Atlético Madrid hat seine Haltung zur Zukunft von Julián Álvarez geändert und Gespräche mit Real Madrid aufgenommen, nachdem der argentinische Stürmer öffentlich seinen Wunsch geäußert hatte, den Verein zu verlassen. Der Schritt erfolgt trotz des seit langem bestehenden Interesses von Barcelona, wodurch die beiden dominierenden Klubs der Liga für einen direkten Bieterkrieg um den wertvollen Vermögenswert eines Top-4-Konkurrenten positioniert werden. Der Wechsel folgt auf Álvarez‘ Kommentare nach dem Spiel letzte Woche, in denen er erklärte, dass er Atlético verlassen wolle, und verwies auf die Notwendigkeit einer neuen Herausforderung.
Vereinsquellen teilten *Marca* mit, dass die Führungsspitze von Atlético nun Real Madrid – reich an Champions-League-Einnahmen und frischem Kapital – als den rentabelsten Käufer ansieht, auch wenn das bedeutet, dass Barcelona, das Álvarez seit über einem Jahr verfolgt, brüskiert wird. Finanzielle und sportliche Faktoren spielen eine Rolle. Die Fähigkeit von Real Madrid, eine Ablösesumme von über 100 Mio.

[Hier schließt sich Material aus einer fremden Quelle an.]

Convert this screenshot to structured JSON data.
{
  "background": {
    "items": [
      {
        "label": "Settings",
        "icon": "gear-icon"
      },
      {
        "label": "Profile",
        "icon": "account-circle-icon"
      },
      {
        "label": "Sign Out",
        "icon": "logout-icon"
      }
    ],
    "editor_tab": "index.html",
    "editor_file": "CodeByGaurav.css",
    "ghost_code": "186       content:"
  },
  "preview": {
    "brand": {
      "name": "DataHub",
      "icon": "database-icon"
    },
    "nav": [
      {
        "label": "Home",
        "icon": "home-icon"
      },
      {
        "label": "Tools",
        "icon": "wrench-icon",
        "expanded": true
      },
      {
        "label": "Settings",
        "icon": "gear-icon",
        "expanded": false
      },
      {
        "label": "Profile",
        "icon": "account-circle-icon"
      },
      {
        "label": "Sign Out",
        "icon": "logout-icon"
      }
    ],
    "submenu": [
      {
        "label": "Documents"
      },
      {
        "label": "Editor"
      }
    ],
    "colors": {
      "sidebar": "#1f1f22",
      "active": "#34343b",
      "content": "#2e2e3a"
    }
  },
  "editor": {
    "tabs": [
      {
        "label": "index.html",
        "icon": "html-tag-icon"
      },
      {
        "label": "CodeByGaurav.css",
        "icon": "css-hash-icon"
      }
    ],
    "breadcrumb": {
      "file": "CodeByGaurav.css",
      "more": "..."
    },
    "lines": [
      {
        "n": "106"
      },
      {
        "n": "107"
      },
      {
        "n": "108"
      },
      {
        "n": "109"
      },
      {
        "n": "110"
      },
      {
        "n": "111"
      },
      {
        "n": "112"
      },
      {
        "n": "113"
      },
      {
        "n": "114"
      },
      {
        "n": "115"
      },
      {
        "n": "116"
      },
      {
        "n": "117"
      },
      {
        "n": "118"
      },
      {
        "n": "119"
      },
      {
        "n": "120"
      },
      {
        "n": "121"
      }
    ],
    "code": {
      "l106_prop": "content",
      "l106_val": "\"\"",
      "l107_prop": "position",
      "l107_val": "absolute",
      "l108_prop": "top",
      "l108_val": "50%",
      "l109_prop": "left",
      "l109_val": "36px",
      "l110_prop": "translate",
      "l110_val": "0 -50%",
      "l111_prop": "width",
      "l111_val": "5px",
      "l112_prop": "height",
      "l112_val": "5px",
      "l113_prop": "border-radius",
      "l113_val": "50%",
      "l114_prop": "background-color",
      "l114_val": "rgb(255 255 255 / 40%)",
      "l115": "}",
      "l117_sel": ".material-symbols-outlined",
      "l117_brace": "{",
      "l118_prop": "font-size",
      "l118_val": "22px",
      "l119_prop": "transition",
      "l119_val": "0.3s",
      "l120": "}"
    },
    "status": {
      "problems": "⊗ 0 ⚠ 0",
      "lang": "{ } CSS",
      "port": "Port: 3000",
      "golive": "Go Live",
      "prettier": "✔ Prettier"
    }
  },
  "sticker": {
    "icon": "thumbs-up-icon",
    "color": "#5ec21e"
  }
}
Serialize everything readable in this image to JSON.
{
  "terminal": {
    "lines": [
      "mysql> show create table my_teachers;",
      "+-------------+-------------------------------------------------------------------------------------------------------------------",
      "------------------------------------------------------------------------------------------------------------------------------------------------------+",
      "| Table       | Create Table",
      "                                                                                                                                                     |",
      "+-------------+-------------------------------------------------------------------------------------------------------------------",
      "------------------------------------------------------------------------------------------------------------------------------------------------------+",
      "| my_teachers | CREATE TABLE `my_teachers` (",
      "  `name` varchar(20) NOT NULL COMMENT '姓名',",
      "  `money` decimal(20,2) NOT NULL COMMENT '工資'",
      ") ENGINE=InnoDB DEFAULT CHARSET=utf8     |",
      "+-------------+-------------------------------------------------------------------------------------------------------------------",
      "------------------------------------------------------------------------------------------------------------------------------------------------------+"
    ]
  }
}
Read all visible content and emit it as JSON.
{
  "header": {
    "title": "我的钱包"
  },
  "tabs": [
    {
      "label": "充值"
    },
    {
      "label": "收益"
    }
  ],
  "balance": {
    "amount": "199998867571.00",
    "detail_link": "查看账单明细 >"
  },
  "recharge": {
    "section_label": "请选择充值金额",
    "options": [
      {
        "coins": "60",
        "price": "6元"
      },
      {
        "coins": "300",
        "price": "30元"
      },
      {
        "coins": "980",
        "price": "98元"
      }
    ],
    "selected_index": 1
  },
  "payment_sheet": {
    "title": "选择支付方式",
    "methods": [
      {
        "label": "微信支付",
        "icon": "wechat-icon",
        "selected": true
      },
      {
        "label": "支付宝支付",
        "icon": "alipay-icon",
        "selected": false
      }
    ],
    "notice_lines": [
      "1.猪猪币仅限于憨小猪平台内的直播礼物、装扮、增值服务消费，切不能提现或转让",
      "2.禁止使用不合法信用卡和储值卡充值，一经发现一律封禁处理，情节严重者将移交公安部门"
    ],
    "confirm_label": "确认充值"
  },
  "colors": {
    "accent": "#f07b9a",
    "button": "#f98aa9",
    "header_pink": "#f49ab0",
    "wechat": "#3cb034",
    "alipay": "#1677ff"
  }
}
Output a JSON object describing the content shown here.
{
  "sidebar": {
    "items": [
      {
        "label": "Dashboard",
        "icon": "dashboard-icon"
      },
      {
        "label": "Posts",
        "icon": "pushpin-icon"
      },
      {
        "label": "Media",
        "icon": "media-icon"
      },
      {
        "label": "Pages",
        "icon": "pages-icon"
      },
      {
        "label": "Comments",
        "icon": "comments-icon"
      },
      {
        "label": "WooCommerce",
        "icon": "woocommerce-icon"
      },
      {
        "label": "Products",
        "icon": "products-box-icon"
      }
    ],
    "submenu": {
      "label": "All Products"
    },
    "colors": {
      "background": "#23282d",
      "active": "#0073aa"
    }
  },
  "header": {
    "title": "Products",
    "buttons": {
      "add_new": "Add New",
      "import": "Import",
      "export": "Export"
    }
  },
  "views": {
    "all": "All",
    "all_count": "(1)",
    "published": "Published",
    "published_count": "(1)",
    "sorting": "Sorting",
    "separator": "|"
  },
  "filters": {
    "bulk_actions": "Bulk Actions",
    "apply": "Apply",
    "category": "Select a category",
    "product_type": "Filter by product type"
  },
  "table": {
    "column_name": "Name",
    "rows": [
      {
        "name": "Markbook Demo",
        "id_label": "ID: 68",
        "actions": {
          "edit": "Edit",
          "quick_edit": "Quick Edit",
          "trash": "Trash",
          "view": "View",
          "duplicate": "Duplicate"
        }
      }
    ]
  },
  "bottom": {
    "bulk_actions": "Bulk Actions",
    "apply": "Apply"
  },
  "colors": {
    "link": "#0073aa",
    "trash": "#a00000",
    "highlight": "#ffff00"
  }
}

Der Liquiditätsbedarf von Atlético nach dem Ausscheiden in der Champions League und den Verletzungen wichtiger Stürmer hat den Prozess beschleunigt. Eine Entscheidung wird innerhalb von zehn Tagen erwartet. Barcelonas Sportdirektor Deco bekräftigte am Dienstag sein Interesse an Álvarez und nannte ihn „eine perfekte Ergänzung für unser Projekt“, räumte jedoch ein, dass Atléticos neue Offenheit gegenüber Madrid die Verhandlungen erschwert.
Unterdessen hat der Präsident von Real Madrid, Florentino Pérez, den Beratern privat mitgeteilt, dass der Verein Álvarez als direkte Weiterentwicklung gegenüber aktuellen Optionen wie Rodrygo oder Vinícius auf dem Flügel betrachtet. Die taktische Eignung für Real Madrid ist klar: Álvarez‘ Vielseitigkeit ermöglicht es ihm, zentral oder auf beiden Flügeln zu spielen und bietet so ein Profil, das eine Brücke zwischen dem alternden Kern und der nächsten Generation schlägt. Seine Pressingintensität und sein Kombinationsspiel stimmen mit dem System von Carlo Ancelotti überein, das energiegeladene Stürmer in den Vordergrund stellt, die in den Mittelblöcken pressen und Halbräume ausnutzen können.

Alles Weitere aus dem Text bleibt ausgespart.